Anna Marboe, Helene Payrhuber, Sophia Profanter, Felicia Nilsson, Vincent Sauer. Volkstheater München.

Die Stimme der Kritik für Bümpliz und die Welt, 11. Dezember 2025.

 

> Die Aufführung ist so diabolisch wie das Stück. Sie holt die Leute im Saal dort ab, wo sie stehen, und verführt sie zum blinden Mitmachen. Im konkreten Fall lautet die Zauberformel AIDA: "attention, interest, desire, action". Bertolt Brecht fasste das Resultat in die Verse: "Hinter der Trommel her / Trotten die Kälber / Das Fell für die Trommel / Liefern sie selber". Bei den "Nashörnern" handelt es sich freilich nicht um Kälber, sondern um Deutsche. Aber das Phänomen gibt zu denken. <

 

Eugène Ionescos Schauspielklassiker aus dem Jahr 1957 führt in eine stille französische Kleinstadt. Da gibt es die Brasserie mit der Terrasse, auf der sich die Bürger zu Suze und Pernod treffen. Doch im Münchner Volkstheater ist die Pagnol-Folklore gestrichen. Bühne und Kostüme von Helene Payrhuber und Sophia Profanter bringen keine Gemütswerte, sondern Abkürzungen. Die Bistrot-Einrichtung ist reduziert auf zwei Aluklappstühle. Das Büro besteht aus einer viereckigen Abschrankung, ein paar Blättern und einem grotesk wirkenden Lochstanzer. Den Kirchplatz bildet eine simple Hausfassade, flach wie Karton und rudimentär wie eine Kinderzeichnung. Die Musik von Vincent Sauer zitiert nicht den Klang von Charles Trenet, sondern den deutschen Privatradio-Sound.

 

Auf der leeren Bühne ertönt jetzt:

 

Das Leben als Nashorn.

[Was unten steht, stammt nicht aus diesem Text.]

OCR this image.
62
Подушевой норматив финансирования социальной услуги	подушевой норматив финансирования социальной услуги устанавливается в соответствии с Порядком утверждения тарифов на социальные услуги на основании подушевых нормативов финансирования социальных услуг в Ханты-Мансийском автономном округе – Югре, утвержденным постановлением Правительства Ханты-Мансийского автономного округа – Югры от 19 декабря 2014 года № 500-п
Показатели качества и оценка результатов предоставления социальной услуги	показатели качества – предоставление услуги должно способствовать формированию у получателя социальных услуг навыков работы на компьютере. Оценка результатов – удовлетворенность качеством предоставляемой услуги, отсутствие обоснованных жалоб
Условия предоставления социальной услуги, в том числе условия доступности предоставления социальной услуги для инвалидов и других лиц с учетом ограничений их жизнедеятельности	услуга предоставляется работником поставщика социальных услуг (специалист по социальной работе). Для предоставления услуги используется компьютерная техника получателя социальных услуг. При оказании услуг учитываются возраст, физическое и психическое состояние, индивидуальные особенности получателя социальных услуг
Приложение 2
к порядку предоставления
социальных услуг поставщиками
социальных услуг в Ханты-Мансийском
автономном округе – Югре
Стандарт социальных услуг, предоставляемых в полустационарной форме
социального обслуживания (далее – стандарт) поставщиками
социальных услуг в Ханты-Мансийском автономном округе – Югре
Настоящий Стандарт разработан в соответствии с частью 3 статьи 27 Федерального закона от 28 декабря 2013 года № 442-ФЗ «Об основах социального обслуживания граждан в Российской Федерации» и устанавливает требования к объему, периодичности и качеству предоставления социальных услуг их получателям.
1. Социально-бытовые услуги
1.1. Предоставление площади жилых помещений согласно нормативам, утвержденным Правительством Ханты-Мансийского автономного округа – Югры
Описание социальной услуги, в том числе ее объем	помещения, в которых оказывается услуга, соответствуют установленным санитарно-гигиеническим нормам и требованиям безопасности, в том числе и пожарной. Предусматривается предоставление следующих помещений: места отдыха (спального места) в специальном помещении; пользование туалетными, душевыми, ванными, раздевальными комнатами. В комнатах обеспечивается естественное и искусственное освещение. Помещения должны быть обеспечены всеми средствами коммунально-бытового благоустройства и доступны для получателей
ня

Kanon. Text von Anna. Musik von Vincent.

 

Leben als Nashorn

Das Leben macht Spass

Nashörner

Nashörner

Nashorn

Oh ein Nashorn

Das macht Spass

 

Was anfangs albern wirkt, entwickelt unmerklich Sog. Vor drei Wochen tauchte an einer Wagner-Aufführung in der Salzburger Felsenreitschule das erste glitzernde Damenhütchen auf. Heute zieht in jedem Lokal ein Glitzerkleid die Blicke auf sich. Was Wunder, dass im Münchner Volkstheater, wo alle Figuren (bis auf eine) Nashörner geworden sind und ein Heer von Statisten die Chiffre für die Seligkeit formt, im Schwarm zu schwimmen, das Publikum am Ende der Vorstellung rhythmisch in die Hände klatscht und das Nashornlied singt? Es gibt nichts Schöneres, als dazuzugehören und wie die andern zu sein. Die immerwährende Aktualität der Klassiker.

 

Vier Kriterien belegen die Qualität der Produktion:

 

1. Die Ausstrahlungskraft der beiden Hauptfiguren Behringer (Béringer) und Hans (Jean). Maximiliane Hass und Nils Karsten sind sprecherisch einwandfrei.

 

2. Die Eigenständigkeit der Regie. Anna Marboe verwendet zwar wie alle das Vokabular des aktuellen deutschen Sprechtheaters mit gleichgeschaltetem Ensemble, Genderumkehr und choreographischer Bewegungsführung (geregelt von Felicia Nilsson), aber sie stellt die Elemente in den Dienst eines Ziels: "Wetten, dass ich euch zum Mitmachen verführen kann?"

 

3. Der Wechsel der Töne. Er realisiert sich in der Abfolge von Gegensätzen wie hoch und tief, fern und nah, bewegt und statisch, vereinzelt und eingebunden. Wenn der Wechsel eine Struktur schafft und eine Folge bildet, ist Exzellenz am Werk.

 

4. Der Umgang mit dem Raum. Begabte Theaterleute haben ein Gespür für ihre Bühne. Sie bespielen sie in allen Dimensionen, und am Ende zeigt sich, dass die Produktion nur in dieses bestimmte Haus passt. In der Kleiderbranche nennt man das "Massanfertigung".

 

q.e.d.

Der Umgang ... 

... mit dem Raum ... 

... ist eindrücklich.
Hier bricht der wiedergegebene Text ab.